Dive Brief:
- Pandora has launched a “Sounds Like You” campaign with digital ads, billboards and murals, according to a press release. The campaign also extends to artist and influencer programs with Pitchfork and Vice’s music channel Noisey, digital shorts, and social media activations involving Snapchat lenses and geofilters, and a Pandora emoji on Twitter.
- Pandora partnered with DigitasLBi San Francisco on media strategy, and digital and out-of-home production. The campaign creative was developed by Pandora’s in-house team. It features 18 portraits of musicians in photographs placed next to a ‘P’ assembled out of album art that’s meaningful to them. The images will be central to digital ads that invite listeners to check out curated mixtapes. Out-of-home ads contain Snapcodes to unlock the mixtapes.

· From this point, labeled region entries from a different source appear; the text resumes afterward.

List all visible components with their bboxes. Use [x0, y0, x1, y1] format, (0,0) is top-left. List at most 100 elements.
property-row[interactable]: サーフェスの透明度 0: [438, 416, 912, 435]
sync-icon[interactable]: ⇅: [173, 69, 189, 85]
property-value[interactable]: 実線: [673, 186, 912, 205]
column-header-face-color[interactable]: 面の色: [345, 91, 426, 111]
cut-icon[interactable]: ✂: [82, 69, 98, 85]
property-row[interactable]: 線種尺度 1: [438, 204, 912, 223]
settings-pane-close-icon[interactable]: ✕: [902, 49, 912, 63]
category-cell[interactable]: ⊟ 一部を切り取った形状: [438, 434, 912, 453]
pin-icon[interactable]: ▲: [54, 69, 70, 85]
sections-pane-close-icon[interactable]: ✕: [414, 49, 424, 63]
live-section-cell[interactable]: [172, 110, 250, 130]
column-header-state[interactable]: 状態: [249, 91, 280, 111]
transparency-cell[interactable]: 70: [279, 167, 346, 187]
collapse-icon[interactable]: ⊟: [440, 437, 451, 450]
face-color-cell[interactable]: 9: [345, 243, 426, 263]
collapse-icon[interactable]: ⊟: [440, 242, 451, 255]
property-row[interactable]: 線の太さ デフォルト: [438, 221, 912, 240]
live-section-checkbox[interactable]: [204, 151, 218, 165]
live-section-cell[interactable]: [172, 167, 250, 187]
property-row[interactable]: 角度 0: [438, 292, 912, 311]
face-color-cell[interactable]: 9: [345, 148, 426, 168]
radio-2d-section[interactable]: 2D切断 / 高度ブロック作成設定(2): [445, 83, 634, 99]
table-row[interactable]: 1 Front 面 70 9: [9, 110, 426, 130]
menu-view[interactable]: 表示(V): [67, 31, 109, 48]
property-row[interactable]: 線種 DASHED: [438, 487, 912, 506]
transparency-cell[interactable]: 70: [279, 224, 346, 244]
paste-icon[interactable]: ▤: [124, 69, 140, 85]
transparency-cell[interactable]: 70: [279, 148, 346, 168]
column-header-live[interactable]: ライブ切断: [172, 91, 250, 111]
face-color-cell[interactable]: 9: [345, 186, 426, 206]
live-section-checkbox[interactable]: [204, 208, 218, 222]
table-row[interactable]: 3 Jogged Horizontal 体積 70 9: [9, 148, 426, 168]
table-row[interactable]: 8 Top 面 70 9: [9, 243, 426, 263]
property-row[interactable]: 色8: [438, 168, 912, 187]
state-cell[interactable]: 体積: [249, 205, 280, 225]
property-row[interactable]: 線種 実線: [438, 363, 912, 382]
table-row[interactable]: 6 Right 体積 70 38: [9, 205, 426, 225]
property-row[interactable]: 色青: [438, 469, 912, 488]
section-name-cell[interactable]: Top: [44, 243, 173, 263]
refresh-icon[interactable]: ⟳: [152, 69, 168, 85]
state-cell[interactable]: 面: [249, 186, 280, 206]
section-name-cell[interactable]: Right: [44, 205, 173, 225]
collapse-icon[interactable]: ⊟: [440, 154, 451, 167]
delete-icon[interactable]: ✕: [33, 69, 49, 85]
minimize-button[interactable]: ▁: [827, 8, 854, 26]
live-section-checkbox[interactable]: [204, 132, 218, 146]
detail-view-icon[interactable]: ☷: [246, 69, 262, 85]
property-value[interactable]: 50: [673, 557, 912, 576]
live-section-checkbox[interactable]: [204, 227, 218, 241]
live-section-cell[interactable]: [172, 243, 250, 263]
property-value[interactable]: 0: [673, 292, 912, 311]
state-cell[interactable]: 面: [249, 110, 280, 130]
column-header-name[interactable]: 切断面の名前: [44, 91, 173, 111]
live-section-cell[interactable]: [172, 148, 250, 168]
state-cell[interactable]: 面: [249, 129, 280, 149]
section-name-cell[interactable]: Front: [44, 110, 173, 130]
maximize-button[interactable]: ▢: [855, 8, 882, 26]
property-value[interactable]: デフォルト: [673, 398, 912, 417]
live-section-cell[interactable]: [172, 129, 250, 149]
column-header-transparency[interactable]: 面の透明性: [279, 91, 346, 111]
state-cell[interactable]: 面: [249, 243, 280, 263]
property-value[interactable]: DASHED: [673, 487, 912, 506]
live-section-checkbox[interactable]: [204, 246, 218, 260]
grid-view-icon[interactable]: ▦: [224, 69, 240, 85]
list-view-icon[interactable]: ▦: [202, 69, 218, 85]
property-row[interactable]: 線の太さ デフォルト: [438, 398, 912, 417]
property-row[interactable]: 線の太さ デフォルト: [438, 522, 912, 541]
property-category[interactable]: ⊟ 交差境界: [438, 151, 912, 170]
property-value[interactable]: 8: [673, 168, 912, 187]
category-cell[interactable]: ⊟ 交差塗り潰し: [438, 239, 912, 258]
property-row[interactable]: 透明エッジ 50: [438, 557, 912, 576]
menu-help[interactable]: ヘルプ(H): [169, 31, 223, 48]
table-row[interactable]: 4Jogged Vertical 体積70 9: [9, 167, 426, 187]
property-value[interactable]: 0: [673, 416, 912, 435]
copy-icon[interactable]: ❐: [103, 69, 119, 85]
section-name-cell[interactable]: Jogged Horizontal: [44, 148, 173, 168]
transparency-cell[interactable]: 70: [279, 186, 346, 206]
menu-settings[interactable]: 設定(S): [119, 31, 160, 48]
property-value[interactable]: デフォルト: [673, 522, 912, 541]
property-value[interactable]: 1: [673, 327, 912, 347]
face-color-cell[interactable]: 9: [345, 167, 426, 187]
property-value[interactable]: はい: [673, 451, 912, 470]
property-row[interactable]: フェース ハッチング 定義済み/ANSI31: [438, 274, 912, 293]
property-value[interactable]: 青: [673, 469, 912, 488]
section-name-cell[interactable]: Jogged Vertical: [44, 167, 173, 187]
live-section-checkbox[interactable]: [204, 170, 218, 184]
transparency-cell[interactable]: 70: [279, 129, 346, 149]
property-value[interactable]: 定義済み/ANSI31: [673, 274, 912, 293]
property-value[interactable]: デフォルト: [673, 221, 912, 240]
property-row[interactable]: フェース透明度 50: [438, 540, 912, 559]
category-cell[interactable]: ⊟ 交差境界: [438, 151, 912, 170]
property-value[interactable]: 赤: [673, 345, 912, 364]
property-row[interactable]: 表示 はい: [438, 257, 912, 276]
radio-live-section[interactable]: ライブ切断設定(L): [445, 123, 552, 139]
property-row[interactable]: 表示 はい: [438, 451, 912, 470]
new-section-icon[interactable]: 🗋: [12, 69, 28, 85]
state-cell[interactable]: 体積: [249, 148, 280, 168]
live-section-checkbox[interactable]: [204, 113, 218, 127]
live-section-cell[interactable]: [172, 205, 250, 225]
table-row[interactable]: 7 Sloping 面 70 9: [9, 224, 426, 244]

- The campaign is timed with Pandora’s broad rollout of Pandora Premium, its on-demand music streaming offering, to listeners via the App Store and Google Play. The personalized service, which costs $10 monthly, had been available previously on an invite-only basis.
Dive Insight:
Pandora seems to be trying everything in the kitchen sink when it comes to ad formats for its “Sounds Like You” campaign as it looks to build awareness its new offering in the competitive premium music streaming space. In particular, Pandora is enveloping social media with the intent of sparking interest among 18- to 34-year-old consumers and its existing audience, 80% of whom listen to Pandora on smartphones. It’s tapping Facebook canvas ads, Instagram carousels, a plethora of Snapchat ad units and an auto response program on Twitter that enables Twitter users to receive mixtape suggestions based on emojis they tweet. On top of that, the campaign is reportedly the first to put Snapcodes on out-of-home ads.
Given all the ad formats, it’s not surprising the “Sounds Like You” campaign hits on several hot marketing trends. Influencers, emojis and Snapchat native ads are amassing marketing converts. On Snapchat, Pandora’s deployment of lenses and geofilters tracks with a J.P. Morgan study finding they are among the Snapchat ad formats Snapchat users engage with most. Emojis are increasingly a go-to component of marketing efforts as brands attempt to speak to consumers in their digital language. And influencer marketing is growing as brands seek cost-effective methods to connect with social media audiences. In the case of Pandora’s campaign, the company is harnessing a one-two punch of influencers and famous musicians to amplify messaging.
While Pandora may be inaugurating Snapcodes in out-of-home ads, they are mounting in ads generally. For its “Jeep Hair, Don’t Care” campaign, Jeep incorporated them at events and within its social channels. The series Planet Earth II and Gatorade have used them, too. Although still unproven, they have the potential to boost the engagement of targeted consumers and, without-of-home ads that might be ignored, they could catch consumers’ eyes to propel interaction.